Black & White 2 Review
The original Black & White seemed to suffer from one major problem: the game became relatively unexciting and rather simple. Fortunately Black & White 2 does not suffer this problem in the slightest. In fact, B&W2 makes some significant improvements over its predecessor by delivering amazing graphics, superior gameplay, and better creature mechanics. These improvements not only add to the excitement of the game, but they also change the face of the game by providing an RTS twist. All of a sudden B&W2 starts looking more like real time strategy and less like a god simulator.
The condensed version of the story for B&W2 is that you are a god that has been awakened by the prayers of people who need help with all their problems. You are an inexperienced god and in order to learn the ropes, you are provided with two advisers, one good and one evil. The advisers serve as your mentors but they do not force you to choose between good or evil, that decision is up to you. After some “god training” you select your creature: either a lion, cow, ape or wolf. The game begins as you take control of your people, the Greeks, and start helping them rebuild and regroup from their devastating losses to the evil Aztecs.
|Bad monkey, bad.|
The creature is always a focus when discussing B&W. Training your creature remains a primary objective a B&W2. Fortunately, the creature mechanics in the original Black & White seem rudimentary in comparison to what Lionhead has cooked up for B&W2. Instead of having a creature that is difficult to train and provides little to no feedback, you have a creature that you can interact with in many different ways and train quickly.
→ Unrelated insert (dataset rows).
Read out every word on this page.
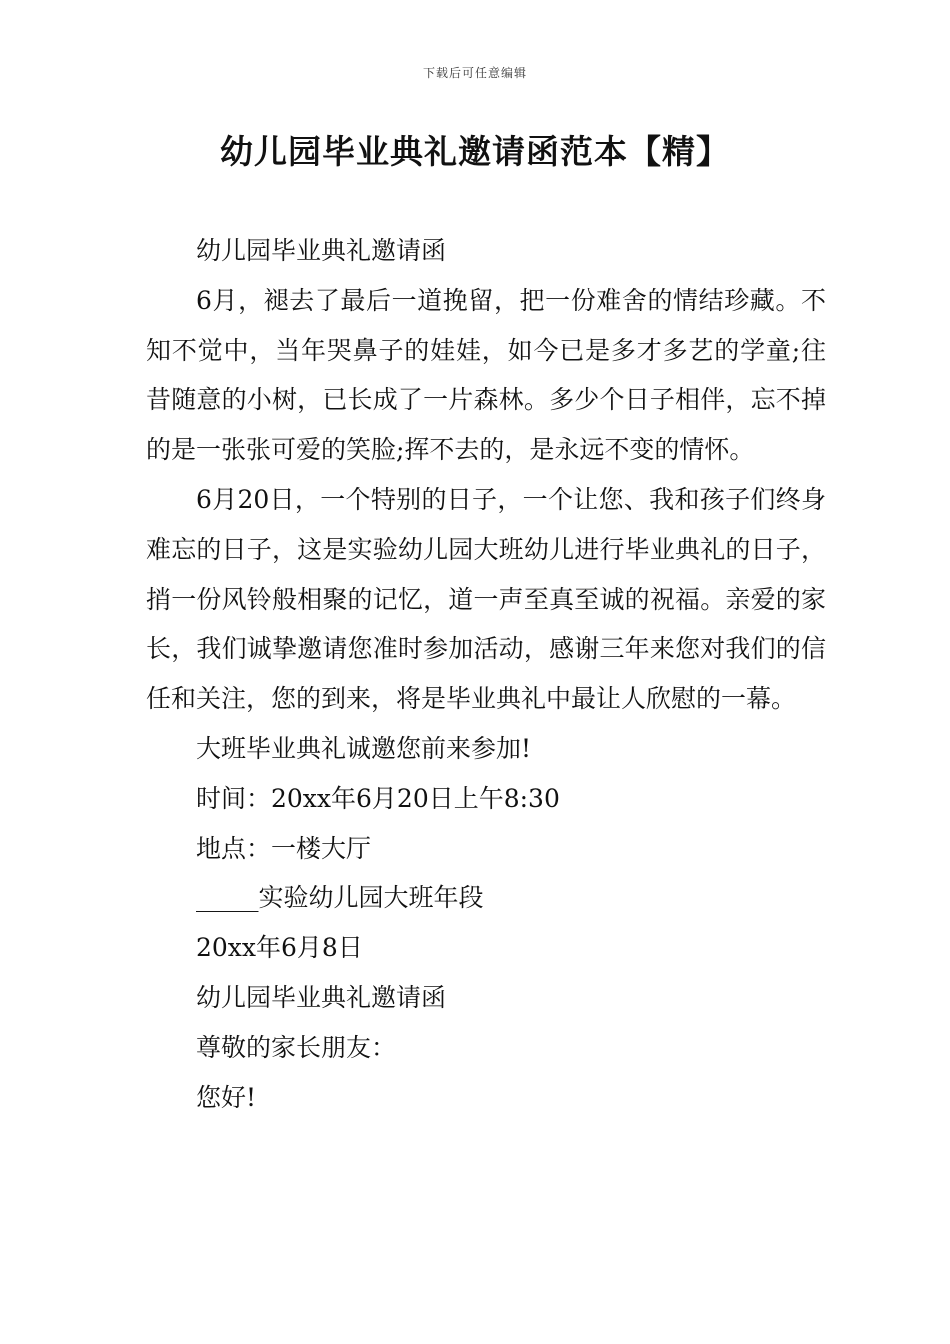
下载后可任意编辑
幼儿园毕业典礼邀请函范本【精】

幼儿园毕业典礼邀请函

6月，褪去了最后一道挽留，把一份难舍的情结珍藏。不知不觉中，当年哭鼻子的娃娃，如今已是多才多艺的学童;往昔随意的小树，已长成了一片森林。多少个日子相伴，忘不掉的是一张张可爱的笑脸;挥不去的，是永远不变的情怀。

6月20日，一个特别的日子，一个让您、我和孩子们终身难忘的日子，这是实验幼儿园大班幼儿进行毕业典礼的日子，捎一份风铃般相聚的记忆，道一声至真至诚的祝福。亲爱的家长，我们诚挚邀请您准时参加活动，感谢三年来您对我们的信任和关注，您的到来，将是毕业典礼中最让人欣慰的一幕。

大班毕业典礼诚邀您前来参加!

时间：20xx年6月20日上午8:30

地点：一楼大厅

_____实验幼儿园大班年段

20xx年6月8日

幼儿园毕业典礼邀请函

尊敬的家长朋友：

您好!
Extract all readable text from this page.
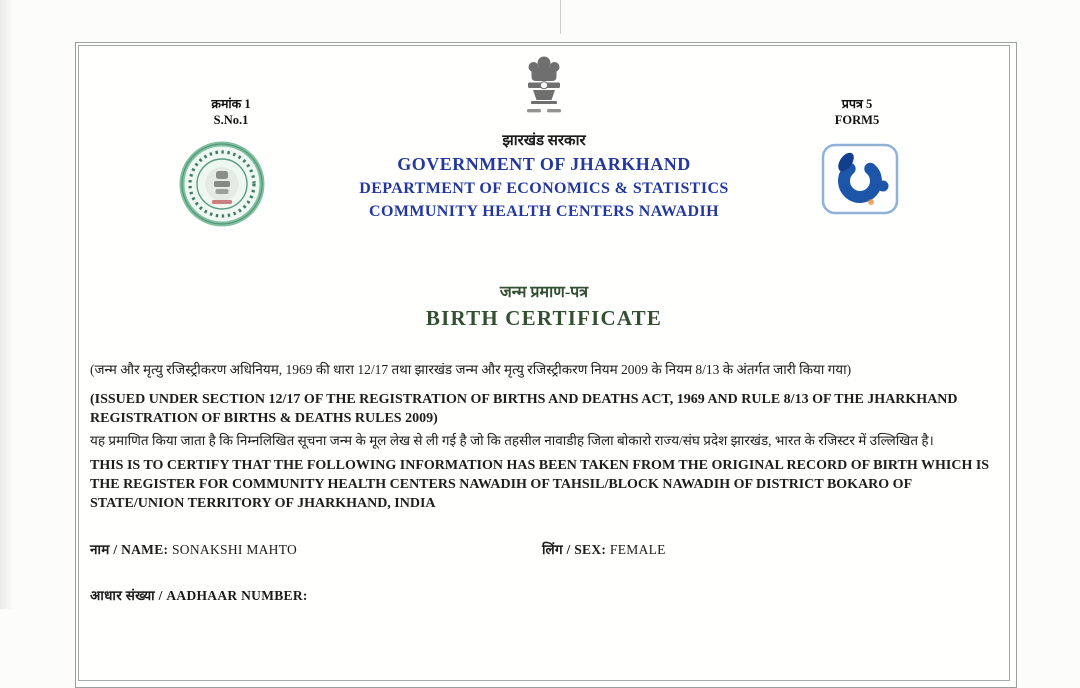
क्रमांक 1
S.No.1
प्रपत्र 5
FORM5
झारखंड सरकार
GOVERNMENT OF JHARKHAND
DEPARTMENT OF ECONOMICS & STATISTICS
COMMUNITY HEALTH CENTERS NAWADIH
जन्म प्रमाण-पत्र
BIRTH CERTIFICATE

(जन्म और मृत्यु रजिस्ट्रीकरण अधिनियम, 1969 की धारा 12/17 तथा झारखंड जन्म और मृत्यु रजिस्ट्रीकरण नियम 2009 के नियम 8/13 के अंतर्गत जारी किया गया)

(ISSUED UNDER SECTION 12/17 OF THE REGISTRATION OF BIRTHS AND DEATHS ACT, 1969 AND RULE 8/13 OF THE JHARKHAND REGISTRATION OF BIRTHS & DEATHS RULES 2009)

यह प्रमाणित किया जाता है कि निम्नलिखित सूचना जन्म के मूल लेख से ली गई है जो कि तहसील नावाडीह जिला बोकारो राज्य/संघ प्रदेश झारखंड, भारत के रजिस्टर में उल्लिखित है।

THIS IS TO CERTIFY THAT THE FOLLOWING INFORMATION HAS BEEN TAKEN FROM THE ORIGINAL RECORD OF BIRTH WHICH IS THE REGISTER FOR COMMUNITY HEALTH CENTERS NAWADIH OF TAHSIL/BLOCK NAWADIH OF DISTRICT BOKARO OF STATE/UNION TERRITORY OF JHARKHAND, INDIA

नाम / NAME: SONAKSHI MAHTO	लिंग / SEX: FEMALE
आधार संख्या / AADHAAR NUMBER:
Lionhead added some great aspects to creature mechanics by making significant changes like allowing you to view the creature’s thoughts during gameplay. This might seem trivial, but by watching your creature’s thoughts you can respond to them appropriately and quickly train the creature in certain behavior. For example, the creature may decide it’s going to eat a villager (or do any number of other things to a villager…) and you can quickly choose to be either good or evil by either stopping the creature or allowing the creature eat the villager and then petting him and providing positive reinforcement. When you provide the positive reinforcement the creature learns that their behavior is good. All of a sudden your creature will basically change from “rarely eating a villager” to “always eating villagers”. Thinking of this from an RTS perspective, you can quickly teach your creature to work out and train him and essentially increase his effectiveness on the battlefield.